Dealing with the Uncertainty Between the Text Content and the Categories by a Proposed Wavelet Similarity Metric
Citation
Dönmez, İ., & Aslan, Z. (2021, August). Dealing with the Uncertainty Between the Text Content and the Categories by a Proposed Wavelet Similarity Metric. In International Conference on Intelligent and Fuzzy Systems (pp. 233-244). Springer, Cham.Abstract
The rise of the issues related to the uncertainty of decision-making has become a warm issue in operation research. The study is dealing with the uncertainty of text contents and text categories. The complex and ambiguous structure of texts prevents us to have clear and precise categorization. The purpose of this paper is to find the similarity distance for the different categories that the text may be related to, using hidden semantic relations. Our study proposes a new method to reveal the hypernym relations (generic terms, upper classes of the term) of the words in the text and formalize the similarity distance metrics between the given text and different categories. We proposed an original and novel measurement formula to calculate the similarity of defined categories to a specific text using discrete Wavelet transformation.
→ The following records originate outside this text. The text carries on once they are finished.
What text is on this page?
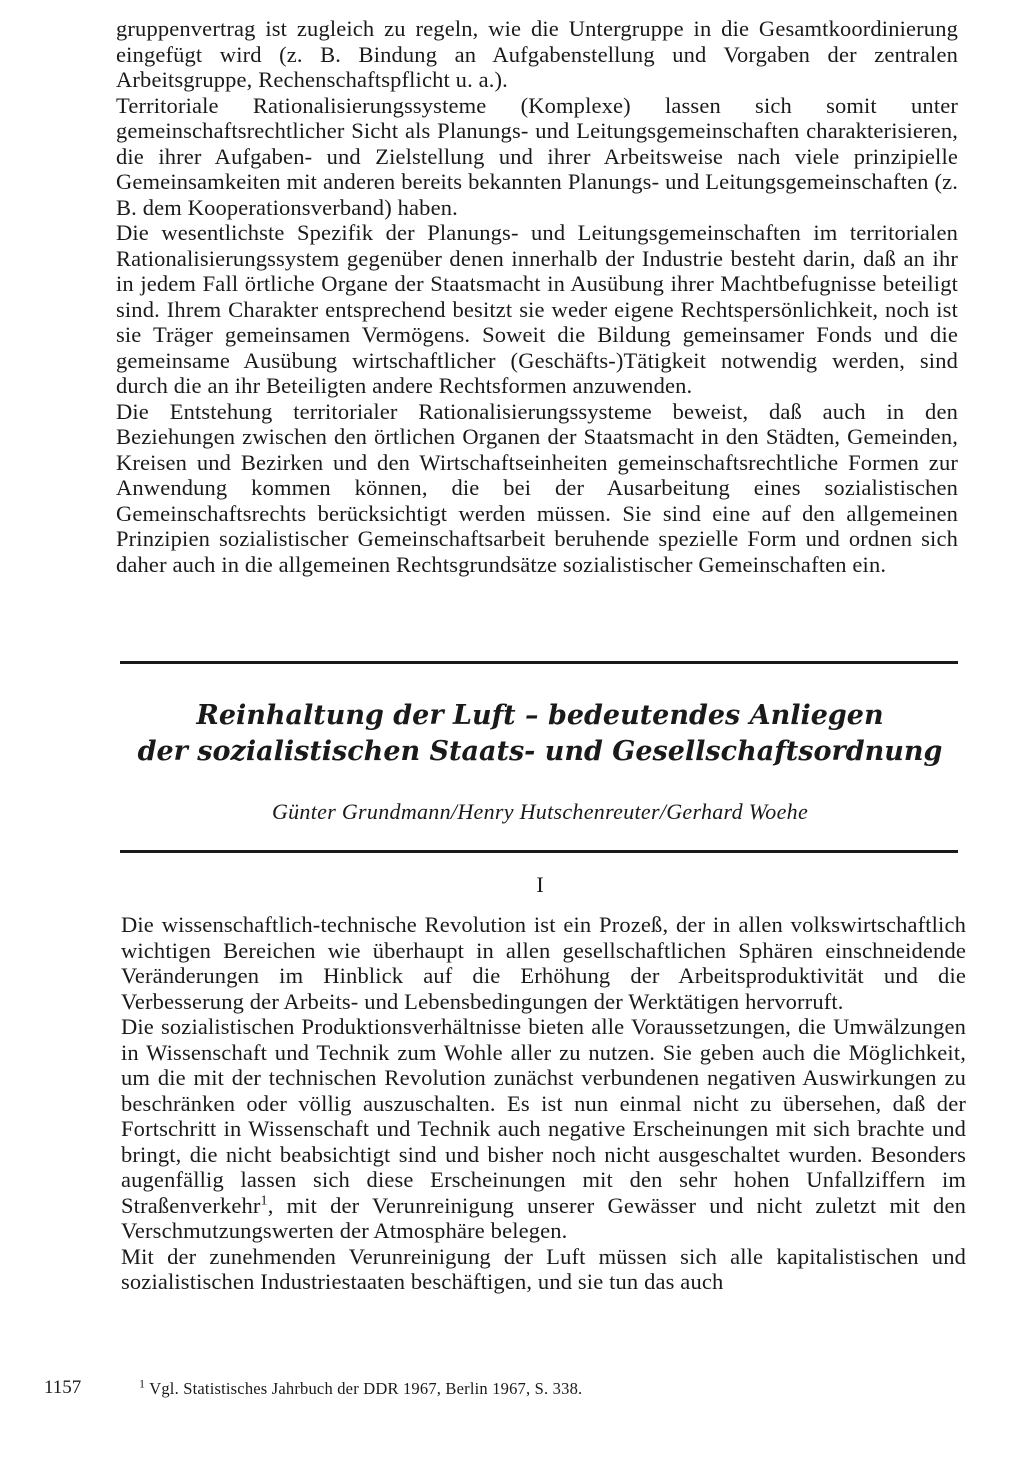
gruppenvertrag ist zugleich zu regeln, wie die Untergruppe in die Gesamtkoordinierung eingefügt wird (z. B. Bindung an Aufgabenstellung und Vorgaben der zentralen Arbeitsgruppe, Rechenschaftspflicht u. a.).

Territoriale Rationalisierungssysteme (Komplexe) lassen sich somit unter gemeinschaftsrechtlicher Sicht als Planungs- und Leitungsgemeinschaften charakterisieren, die ihrer Aufgaben- und Zielstellung und ihrer Arbeitsweise nach viele prinzipielle Gemeinsamkeiten mit anderen bereits bekannten Planungs- und Leitungsgemeinschaften (z. B. dem Kooperationsverband) haben.

Die wesentlichste Spezifik der Planungs- und Leitungsgemeinschaften im territorialen Rationalisierungssystem gegenüber denen innerhalb der Industrie besteht darin, daß an ihr in jedem Fall örtliche Organe der Staatsmacht in Ausübung ihrer Machtbefugnisse beteiligt sind. Ihrem Charakter entsprechend besitzt sie weder eigene Rechtspersönlichkeit, noch ist sie Träger gemeinsamen Vermögens. Soweit die Bildung gemeinsamer Fonds und die gemeinsame Ausübung wirtschaftlicher (Geschäfts-)Tätigkeit notwendig werden, sind durch die an ihr Beteiligten andere Rechtsformen anzuwenden.

Die Entstehung territorialer Rationalisierungssysteme beweist, daß auch in den Beziehungen zwischen den örtlichen Organen der Staatsmacht in den Städten, Gemeinden, Kreisen und Bezirken und den Wirtschaftseinheiten gemeinschaftsrechtliche Formen zur Anwendung kommen können, die bei der Ausarbeitung eines sozialistischen Gemeinschaftsrechts berücksichtigt werden müssen. Sie sind eine auf den allgemeinen Prinzipien sozialistischer Gemeinschaftsarbeit beruhende spezielle Form und ordnen sich daher auch in die allgemeinen Rechtsgrundsätze sozialistischer Gemeinschaften ein.

Reinhaltung der Luft – bedeutendes Anliegen
der sozialistischen Staats- und Gesellschaftsordnung
Günter Grundmann/Henry Hutschenreuter/Gerhard Woehe
I

Die wissenschaftlich-technische Revolution ist ein Prozeß, der in allen volkswirtschaftlich wichtigen Bereichen wie überhaupt in allen gesellschaftlichen Sphären einschneidende Veränderungen im Hinblick auf die Erhöhung der Arbeitsproduktivität und die Verbesserung der Arbeits- und Lebensbedingungen der Werktätigen hervorruft.

Die sozialistischen Produktionsverhältnisse bieten alle Voraussetzungen, die Umwälzungen in Wissenschaft und Technik zum Wohle aller zu nutzen. Sie geben auch die Möglichkeit, um die mit der technischen Revolution zunächst verbundenen negativen Auswirkungen zu beschränken oder völlig auszuschalten. Es ist nun einmal nicht zu übersehen, daß der Fortschritt in Wissenschaft und Technik auch negative Erscheinungen mit sich brachte und bringt, die nicht beabsichtigt sind und bisher noch nicht ausgeschaltet wurden. Besonders augenfällig lassen sich diese Erscheinungen mit den sehr hohen Unfallziffern im Straßenverkehr$^1$, mit der Verunreinigung unserer Gewässer und nicht zuletzt mit den Verschmutzungswerten der Atmosphäre belegen.

Mit der zunehmenden Verunreinigung der Luft müssen sich alle kapitalistischen und sozialistischen Industriestaaten beschäftigen, und sie tun das auch

1157	$^1$ Vgl. Statistisches Jahrbuch der DDR 1967, Berlin 1967, S. 338.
Utilizing the Wavelet transformation method that has been rarely used in text analysis, the upper class “hypernym” relation and their dominance on each other is found. The strength of the results examined on the sample text (I like giraffes and I am afraid of lions. I saw them when they are standing opposite of each other near a cactus in Hoanib Desert.). In the first version that the frequencies are taken into account, sample text is categorized as “warm-blooded animals” between the 8 categories with highest similarity distance. For the normalized binary-valued version, maximum and minimum similarities are calculated in the range from 0.8639 to 0.1360, respectively.